Abstract

Until recently, on Tuesday mornings I took the tube to Elephant and Castle and headed for one of London's more hideous buildings. It used to be called the London College of Printing but is now the London College of Communication, where students from around the world come to experience “the cutting edge of new thinking”. Or so the college boasts on its website.
I used to walk through the plastic canteen, inhaling a potent mix of disinfectant and overcooked brussels sprouts, before taking a rickety lift to the eighth floor, where a group of post-graduate French students was waiting for me with all the enthusiasm of vegans at a Burger King convention.
The course I taught was called the Newsroom. Its aim was to scratch the surface of the enlightened (and dark) arts of broadsheet and tabloid journalism in the UK so that when those young men and women returned to Paris, Lyon or Lille they would be at an advantage in the job market because British newspapers are (they had been told) the envy of the world.
Except it was painfully evident that the students regarded the British media as beyond the pale – and they didn't have much time for me either. I realised this early on when at the end of a class I started handing out copies of the day's newspapers. There were quite a few takers for The Times, The Daily Telegraph and The Guardian, and I was able to part company with some Daily Mails, but no one wanted to be saddled with The Sun, Daily Mirror or Daily Star.

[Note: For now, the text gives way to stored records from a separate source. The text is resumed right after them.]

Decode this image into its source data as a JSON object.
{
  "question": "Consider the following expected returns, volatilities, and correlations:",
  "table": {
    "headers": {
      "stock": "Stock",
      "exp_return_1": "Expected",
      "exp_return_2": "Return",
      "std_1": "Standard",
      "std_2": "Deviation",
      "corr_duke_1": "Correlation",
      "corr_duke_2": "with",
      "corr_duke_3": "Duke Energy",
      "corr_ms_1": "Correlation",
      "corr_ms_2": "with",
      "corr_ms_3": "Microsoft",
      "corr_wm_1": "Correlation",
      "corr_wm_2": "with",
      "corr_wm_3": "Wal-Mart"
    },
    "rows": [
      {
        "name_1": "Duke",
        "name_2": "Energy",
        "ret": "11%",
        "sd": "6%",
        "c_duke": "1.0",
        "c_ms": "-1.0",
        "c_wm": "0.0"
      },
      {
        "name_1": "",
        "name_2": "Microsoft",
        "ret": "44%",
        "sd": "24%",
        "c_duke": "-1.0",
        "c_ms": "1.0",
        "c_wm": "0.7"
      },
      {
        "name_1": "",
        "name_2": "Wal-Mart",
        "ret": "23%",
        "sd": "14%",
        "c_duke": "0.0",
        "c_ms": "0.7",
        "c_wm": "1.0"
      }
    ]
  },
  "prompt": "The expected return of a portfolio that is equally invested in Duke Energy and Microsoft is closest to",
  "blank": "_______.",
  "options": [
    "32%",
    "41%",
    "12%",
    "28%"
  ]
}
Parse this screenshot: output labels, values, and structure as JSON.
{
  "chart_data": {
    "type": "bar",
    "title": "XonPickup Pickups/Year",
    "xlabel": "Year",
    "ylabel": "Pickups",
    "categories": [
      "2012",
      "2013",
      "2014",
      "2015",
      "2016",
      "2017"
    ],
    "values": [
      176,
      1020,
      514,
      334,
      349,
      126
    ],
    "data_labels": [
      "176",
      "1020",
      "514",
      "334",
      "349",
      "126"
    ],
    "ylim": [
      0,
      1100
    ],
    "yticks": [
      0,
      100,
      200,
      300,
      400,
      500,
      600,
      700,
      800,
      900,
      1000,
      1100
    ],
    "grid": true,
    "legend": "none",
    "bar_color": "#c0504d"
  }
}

“I am not interested in these papers,” said one confident female student, who seemed to spend a lot of time checking her Twitter feed during my classes. “We would never have such things in France.”
Maybe not, I told her. All the more reason to take a look, all the more reason to vive la difference. After all, despite the gloom and doom about print journalism, those three papers still sell a few millions of copies a day. Read all about it.
I couldn't persuade her. Just as I couldn't get any of them to appreciate a lead item that day in the Mail's diary about David Beckham taking one of his sons to have a first ear-piercing session. I explained that the story was a cracker because it worked on various levels – a twist on father and son rites of passage such as a first pint in the pub, first visit to Lord's, first blazing row about politics.
“This is not news,” they chorused.
At one point, we also considered the plight of President Hollande and whether or not his private life should be laid bare for public consumption. This led to a heated discussion about leader writing. I read aloud an example from The Sun about something or other and then asked them to write a leader about Hollande and his relations with the media. But first I called for a show of hands. Nearly all of them thought the president's untidy domestic life should be his business and his alone.
So I got them to write a leader saying the exact opposite. “Writing is a craft,” I said pompously, before regaling them with a story about how several years ago, Peter Hill, then editor of the Daily Express, employed me to write leaders for the paper on Sundays.
When I asked for clarification about the paper's general outlook on the issues of the day, Hill was brief: “There are only two things you need to know. The Labour party can do no right and the royal family can do no wrong.”
It became obvious after only a few lessons that my French students were not learning much from me. But I was learning a great deal about them and about the unique way in which British newspapers go about their business.
On the one hand, my students piously looked down on the British print media while on the other they kept telling me that Britain was a far more tolerant and open society than that of France. I was hoping that they might find a link between those two positions. I even suggested that French prejudices had become a national burden rather than an endearing quirk of character, and that a robust print media espousing the full spectrum of political and social opinions would be good for France and the world.
Eventually, they started to get my point, because for all their bolshiness, their contrariness, their snobbishness about the British media, deep down the majority of them said they loved the way you could wander around in pyjamas in London and no one batted an eye, whereas in France a simple walk to the shops was like striding down the catwalk. They loved it when complete strangers struck up conversations and gave them directions, sometimes going out of their way to do so. They loved our sense of the absurd, our bonhomie.
In fact, almost half the class said they would give anything to live permanently in our easy-going country (though not necessarily in Elephant and Castle, I grant you) and that they dreaded returning home.
I said they should give Britain a try and that they would come to love our newspapers in the process.
I no longer teach my course, but I was delighted to receive an email from one of my most difficult and disdainful students, asking if I would give him a reference for a job with a French paper. Either he has seen the error of his ways or he has come to learn that double standards in the media is not always something to be ashamed of.